N° 975 | du 3 juin 2010

Faits de société

Le 3 juin 2010

Pour une politique de l’enfance

Joël Plantet

La jeunesse, problème de notre société ? Se démarquant des très officiels États généraux, 80 organisations de la société civile ont organisé les États générEux de l’enfance présentant 112 doléances et prônant un débat public.

En février, la secrétaire d’État à la Famille et à la Solidarité, Nadine Morano, a lancé des États généraux de l’enfance qui s’achèveront le 16 juin. Nombre de professionnels avaient émis de vives réserves vis-à-vis de ce que certains qualifiaient de pure opération de communication : choix arbitraire des participants, angle hautement discutable, lacunes en termes de moyens adéquats toujours aussi criants… Il y a un an, le Comité des droits de l’enfant de l’ONU s’était d’ailleurs montré particulièrement sévère avec la France sur ce sujet en relevant une « absence de stratégie globale pour les enfants » et l’« intolérance et [la] stigmatisation dont sont victimes les enfants, en particulier les adolescents ».

Se démarquant de cette initiative jugée stérile et prenant une parole qu’on ne leur avait pas donnée, 80 organisations ont alors lancé des États générEux de l’enfance en vue de « dresser un bilan complet des politiques gouvernementales concernant les enfants ». Vaste programme ! Un cahier de doléances a été rédigé [1], composé d’analyses concrètes de situations et de propositions ; en quelques semaines, une centaine de contributions ont été recueillies et affinées auprès des représentants des professionnels (petite enfance, parentalité, école, éducation spécialisée, handicap, justice, etc).

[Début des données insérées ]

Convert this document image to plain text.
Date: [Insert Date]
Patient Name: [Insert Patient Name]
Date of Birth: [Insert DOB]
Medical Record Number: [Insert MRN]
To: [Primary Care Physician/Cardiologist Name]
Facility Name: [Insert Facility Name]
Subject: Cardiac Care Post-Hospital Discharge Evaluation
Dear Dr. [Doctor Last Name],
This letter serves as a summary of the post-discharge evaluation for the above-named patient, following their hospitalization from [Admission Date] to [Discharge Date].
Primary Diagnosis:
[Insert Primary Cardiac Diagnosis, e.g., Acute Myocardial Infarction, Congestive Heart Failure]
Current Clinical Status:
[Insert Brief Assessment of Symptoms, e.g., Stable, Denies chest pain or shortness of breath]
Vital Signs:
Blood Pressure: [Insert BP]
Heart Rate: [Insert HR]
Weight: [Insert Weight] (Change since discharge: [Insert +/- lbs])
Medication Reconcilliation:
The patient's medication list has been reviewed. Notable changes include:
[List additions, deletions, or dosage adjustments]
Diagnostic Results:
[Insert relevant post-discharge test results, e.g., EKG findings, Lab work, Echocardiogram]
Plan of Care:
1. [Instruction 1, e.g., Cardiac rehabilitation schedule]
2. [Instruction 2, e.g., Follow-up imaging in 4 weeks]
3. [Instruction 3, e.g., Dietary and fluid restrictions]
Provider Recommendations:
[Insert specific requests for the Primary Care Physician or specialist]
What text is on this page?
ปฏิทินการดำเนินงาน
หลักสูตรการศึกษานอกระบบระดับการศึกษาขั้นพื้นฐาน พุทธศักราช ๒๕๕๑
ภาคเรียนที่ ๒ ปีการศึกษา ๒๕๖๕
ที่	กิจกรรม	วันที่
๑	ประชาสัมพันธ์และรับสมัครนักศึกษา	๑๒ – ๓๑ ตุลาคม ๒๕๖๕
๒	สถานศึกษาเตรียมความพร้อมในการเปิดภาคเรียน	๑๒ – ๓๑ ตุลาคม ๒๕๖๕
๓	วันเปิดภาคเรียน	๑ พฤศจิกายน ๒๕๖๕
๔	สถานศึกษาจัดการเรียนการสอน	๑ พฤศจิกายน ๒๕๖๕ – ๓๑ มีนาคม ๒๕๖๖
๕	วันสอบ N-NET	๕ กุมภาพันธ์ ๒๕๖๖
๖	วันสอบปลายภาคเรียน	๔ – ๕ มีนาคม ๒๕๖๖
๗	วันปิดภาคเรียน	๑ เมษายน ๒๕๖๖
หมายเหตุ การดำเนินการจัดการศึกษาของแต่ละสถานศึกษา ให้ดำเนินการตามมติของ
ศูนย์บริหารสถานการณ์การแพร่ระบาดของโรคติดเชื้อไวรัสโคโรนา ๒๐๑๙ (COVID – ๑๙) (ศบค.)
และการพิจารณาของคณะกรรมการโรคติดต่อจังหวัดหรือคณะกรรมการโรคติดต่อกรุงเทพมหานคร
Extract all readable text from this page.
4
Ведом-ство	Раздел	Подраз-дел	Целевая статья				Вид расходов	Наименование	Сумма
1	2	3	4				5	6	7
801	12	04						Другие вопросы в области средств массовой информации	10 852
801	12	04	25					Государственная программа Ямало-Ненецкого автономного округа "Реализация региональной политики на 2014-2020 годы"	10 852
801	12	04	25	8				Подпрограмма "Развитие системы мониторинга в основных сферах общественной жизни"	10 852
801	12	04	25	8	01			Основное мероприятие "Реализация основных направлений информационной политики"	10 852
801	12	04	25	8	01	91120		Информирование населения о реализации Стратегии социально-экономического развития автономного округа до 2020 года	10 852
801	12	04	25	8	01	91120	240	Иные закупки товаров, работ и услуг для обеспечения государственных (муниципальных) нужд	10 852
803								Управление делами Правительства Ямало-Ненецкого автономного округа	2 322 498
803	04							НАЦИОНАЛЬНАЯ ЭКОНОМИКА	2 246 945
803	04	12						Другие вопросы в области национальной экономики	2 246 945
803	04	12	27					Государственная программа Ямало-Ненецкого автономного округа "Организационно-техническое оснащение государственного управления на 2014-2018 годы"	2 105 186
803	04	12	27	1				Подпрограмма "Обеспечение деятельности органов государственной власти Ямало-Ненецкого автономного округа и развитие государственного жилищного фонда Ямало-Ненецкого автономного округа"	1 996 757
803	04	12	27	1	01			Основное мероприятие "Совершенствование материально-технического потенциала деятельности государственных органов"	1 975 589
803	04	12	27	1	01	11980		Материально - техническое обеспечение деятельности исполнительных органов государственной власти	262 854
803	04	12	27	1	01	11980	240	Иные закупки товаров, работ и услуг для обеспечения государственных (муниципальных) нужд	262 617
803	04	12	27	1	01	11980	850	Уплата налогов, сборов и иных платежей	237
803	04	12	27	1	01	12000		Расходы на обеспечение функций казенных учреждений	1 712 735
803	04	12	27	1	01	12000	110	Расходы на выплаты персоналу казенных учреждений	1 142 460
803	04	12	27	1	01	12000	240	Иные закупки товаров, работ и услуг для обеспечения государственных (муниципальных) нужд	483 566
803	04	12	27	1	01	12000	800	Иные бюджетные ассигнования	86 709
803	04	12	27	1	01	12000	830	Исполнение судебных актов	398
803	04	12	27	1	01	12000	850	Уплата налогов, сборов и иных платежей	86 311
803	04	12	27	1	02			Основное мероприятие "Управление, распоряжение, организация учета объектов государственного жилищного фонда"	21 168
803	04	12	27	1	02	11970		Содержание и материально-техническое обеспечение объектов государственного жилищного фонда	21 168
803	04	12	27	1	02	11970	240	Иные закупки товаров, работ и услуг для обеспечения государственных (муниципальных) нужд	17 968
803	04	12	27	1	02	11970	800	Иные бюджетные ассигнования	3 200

Au final, dans une hétérogénéité reflétant la complexité et la multiplicité des aspects touchant à l’enfance, ces doléances ont largement dénoncé l’« idéal sécuritaire » dans lequel les politiques afférentes baignent : « Aujourd’hui, les politiques, plutôt que de parier sur l’avenir et ses risques, misent sur la maîtrise. Ils assurent parler de protection de l’enfance et ce n’est que mesures pour se protéger des enfants. »

Les doléances ici réunies sont autant d’actes de résistance

En huit grands chapitres illustrant la pluridisciplinarité et la transversalité de ce milieu professionnel protéiforme, elles esquissent les grandes lignes de ce que pourrait être le grand débat public pour l’enfance que les organisations appellent de leurs vœux. Mais, préviennent les rédacteurs, « les doléances ici réunies sont autant d’actes de résistance. Leurs auteurs, syndicats, associations, collectifs, ont veillé à ne pas tomber sous le charme de l’enfance rêvée, à ne pas rêver l’enfance. Ils ont repris de leur cœur de métiers […] tout ce qui sape les fondements même de leurs engagements pour l’enfance. » Le 26 mai a donc été l’occasion, à Paris, aux environs de l’Assemblée nationale (le rendez-vous initial, symboliquement prévu devant le Jeu de Paume, n’a in extremis pas été autorisé), de ce rendez-vous d’information et de mobilisation, sous forme de « forum-goûter géant ».

Les quelques centaines de participants y ont fermement dénoncé « les politiques erratiques et sectorielles du gouvernement ». Des dizaines de prises de parole – certaines sous la pluie –, de Catherine Dolto à Jean-Pierre Rosenczveig en passant par de nombreux autres, ont stigmatisé le « découpage » de l’enfant en fonction des politiques, un « énorme bond en arrière », le traitement du symptôme sans interroger les causes, l’obsession sécuritaire… Une lettre ouverte au président de la République a été rendue publique, avec demande d’audience et copie aux parlementaires et aux associations d’élus locaux. Une quinzaine de parlementaires ont été contactés, certains furent rencontrés. Enfin, une question au gouvernement sera portée à l’Assemblée nationale par un député, répercutant au plus haut niveau cet appel à un débat public national.